The week’s volatility was ignited by tweets last weekend from Trump, who threatened to increase tariffs from 10 percent to 25 percent on $200 billion worth of Chinese goods on Friday. He also said a new 25 percent fee on all remaining Chinese imports would follow “shortly” thereafter. The surprise move jeopardized talks that appeared headed for a deal.
After markets closed Monday, senior Trump administration officials accused Beijing of “reneging” on commitments made earlier in trade talks and reaffirmed their plan to raise tariffs.
Both sides were trying to repair the damage and conclude some sort of deal that is in the interest of the two biggest economies in the world.
Chinese Vice Premier Liu He was expected to meet U.S. Trade Representative Robert E. Lighthizer on Thursday, just hours before the higher levies kick in. The Chinese delegation is “coming to the U.S. to make a deal,” Trump tweeted. “We’ll see.”
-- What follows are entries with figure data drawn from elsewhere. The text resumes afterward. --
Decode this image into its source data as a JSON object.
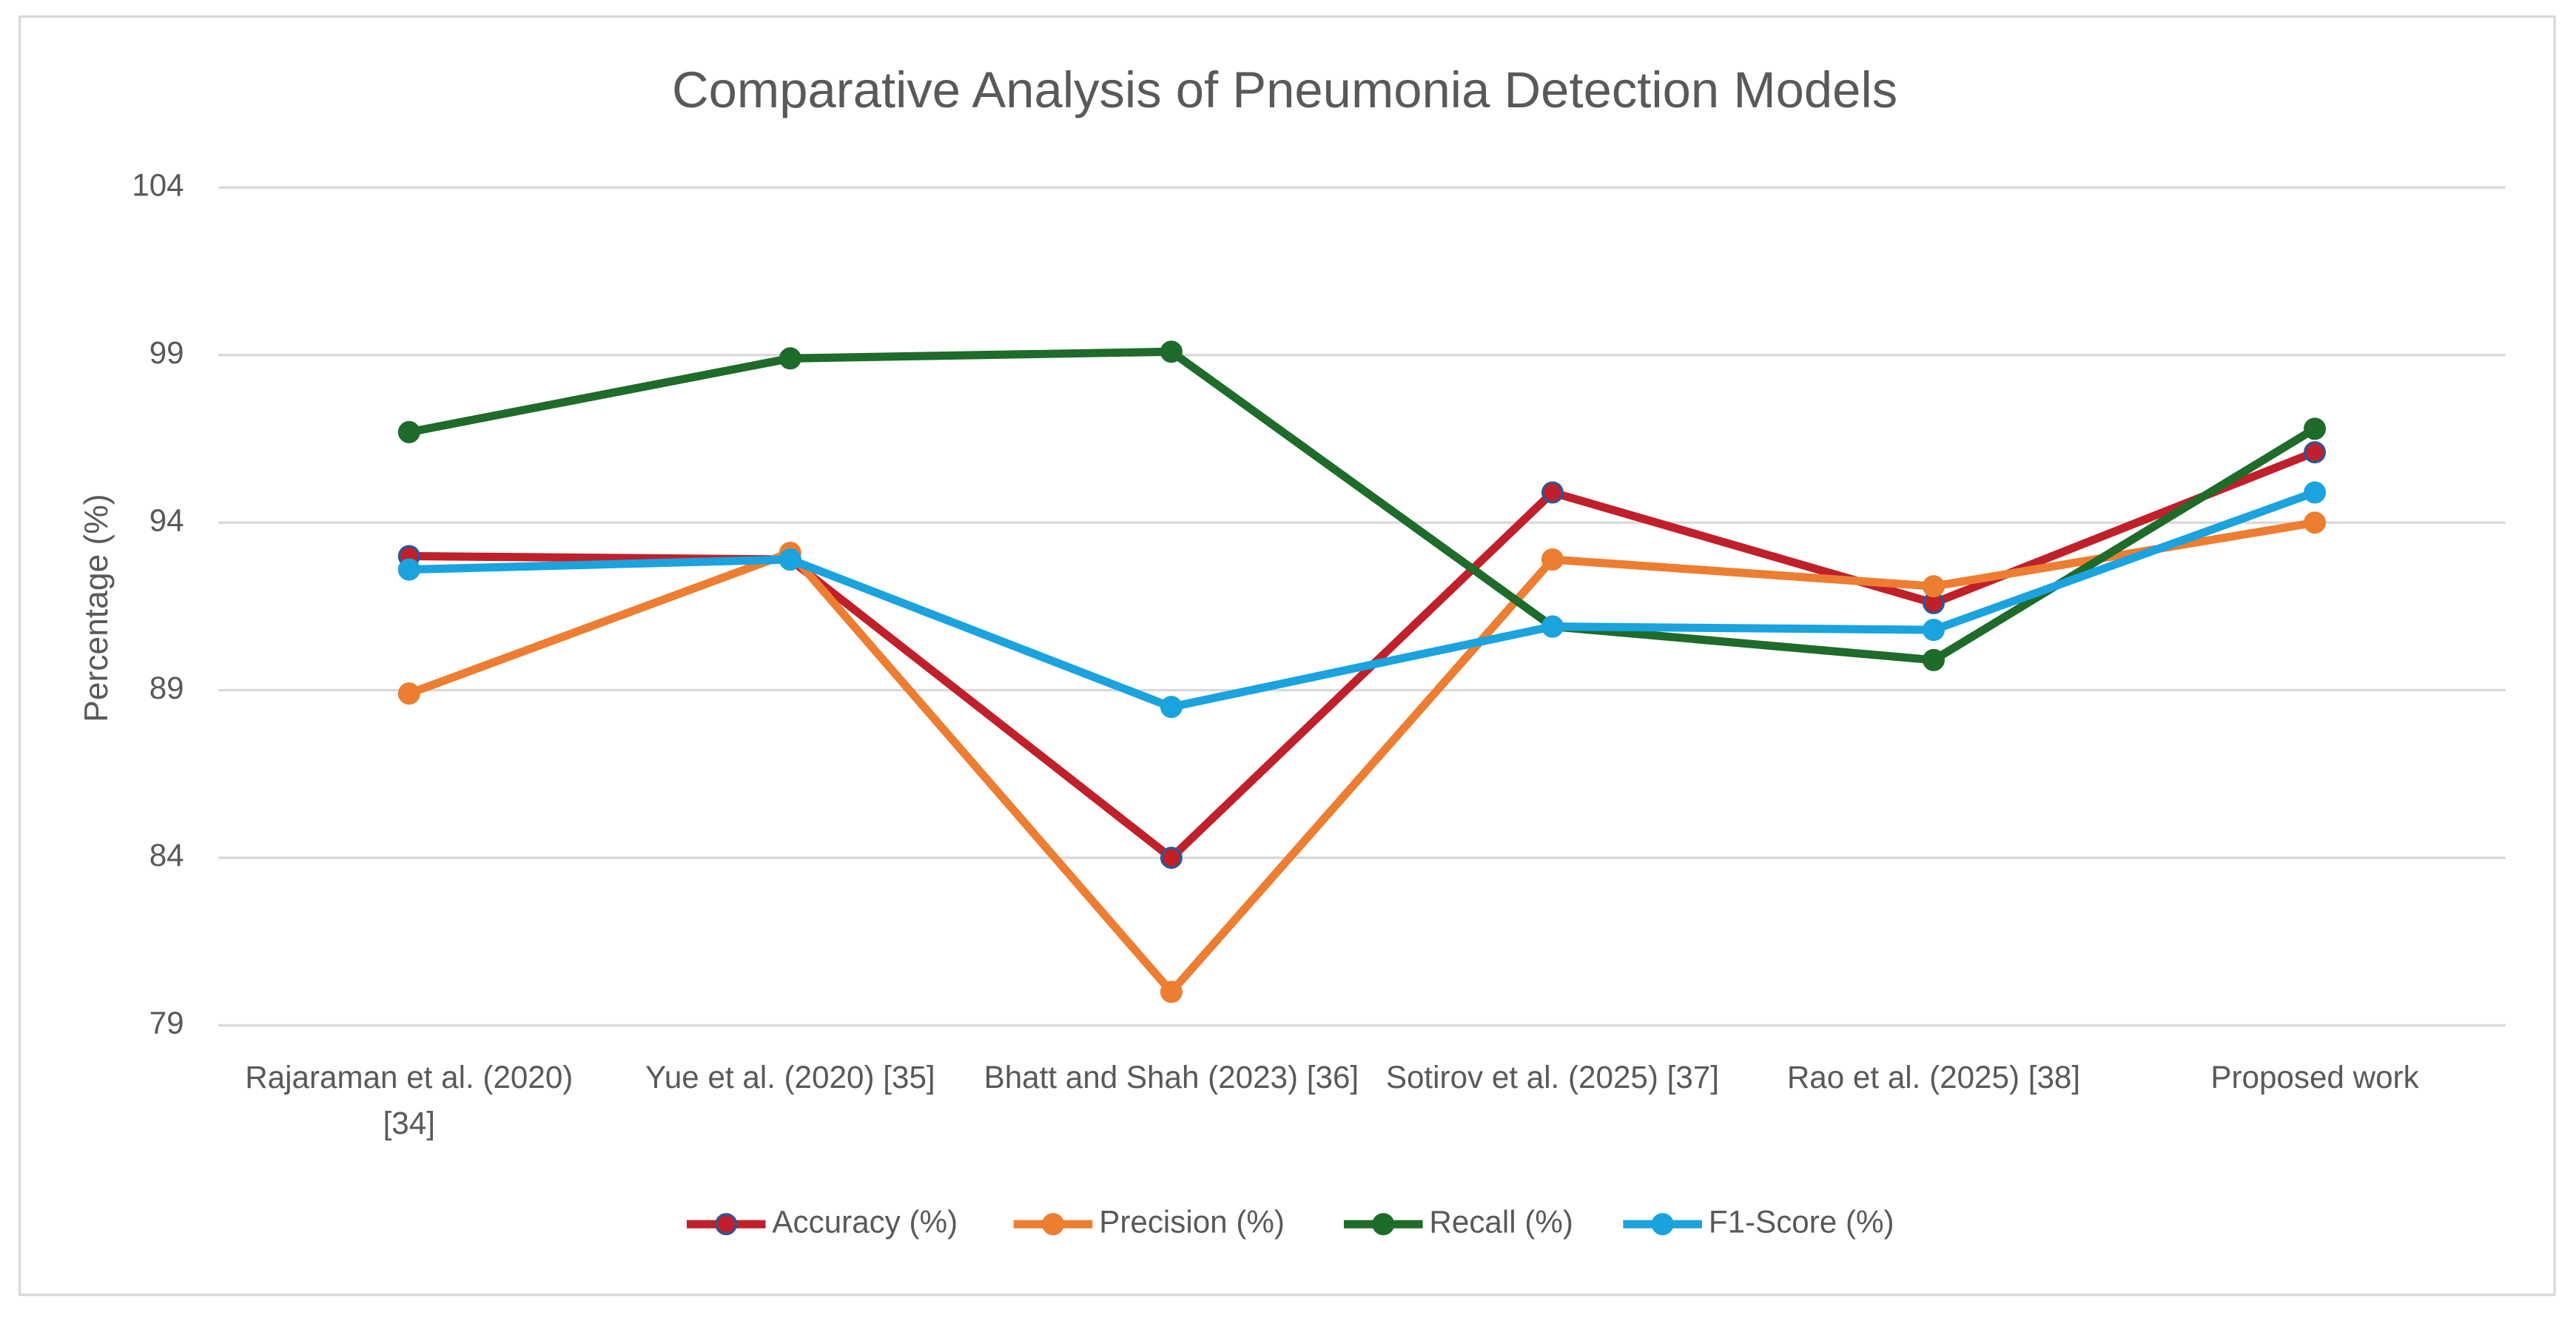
{
  "chart_data": {
    "type": "line",
    "title": "Comparative Analysis of Pneumonia Detection Models",
    "y_label": "Percentage (%)",
    "categories": [
      "Rajaraman et al. (2020) [34]",
      "Yue et al. (2020) [35]",
      "Bhatt and Shah (2023) [36]",
      "Sotirov et al. (2025) [37]",
      "Rao et al. (2025) [38]",
      "Proposed work"
    ],
    "series": [
      {
        "name": "Accuracy (%)",
        "color": "#c0202a",
        "values": [
          93.0,
          92.9,
          84.0,
          94.9,
          91.6,
          96.1
        ]
      },
      {
        "name": "Precision (%)",
        "color": "#ed7d31",
        "values": [
          88.9,
          93.1,
          80.0,
          92.9,
          92.1,
          94.0
        ]
      },
      {
        "name": "Recall (%)",
        "color": "#1e6b2a",
        "values": [
          96.7,
          98.9,
          99.1,
          90.9,
          89.9,
          96.8
        ]
      },
      {
        "name": "F1-Score (%)",
        "color": "#1aa3de",
        "values": [
          92.6,
          92.9,
          88.5,
          90.9,
          90.8,
          94.9
        ]
      }
    ],
    "ylim": [
      79,
      104
    ],
    "yticks": [
      79,
      84,
      89,
      94,
      99,
      104
    ],
    "grid": true,
    "legend": "bottom"
  }
}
The three major U.S. indexes had been near all-time highs last Friday, with the Dow up 12 percent for the year, the S&P 500 up more than 15 percent and the Nasdaq ahead 20 percent.
Analysts said markets can get over this week’s bump and continue marching upward if trade peace is achieved.
“We continue to believe that in order for the S&P 500 to sustain new record highs, we need a trade deal and stabilization in the global economy,” said Scott Wren of the Wells Fargo Investment Institute. “Those two concepts are closely tied.”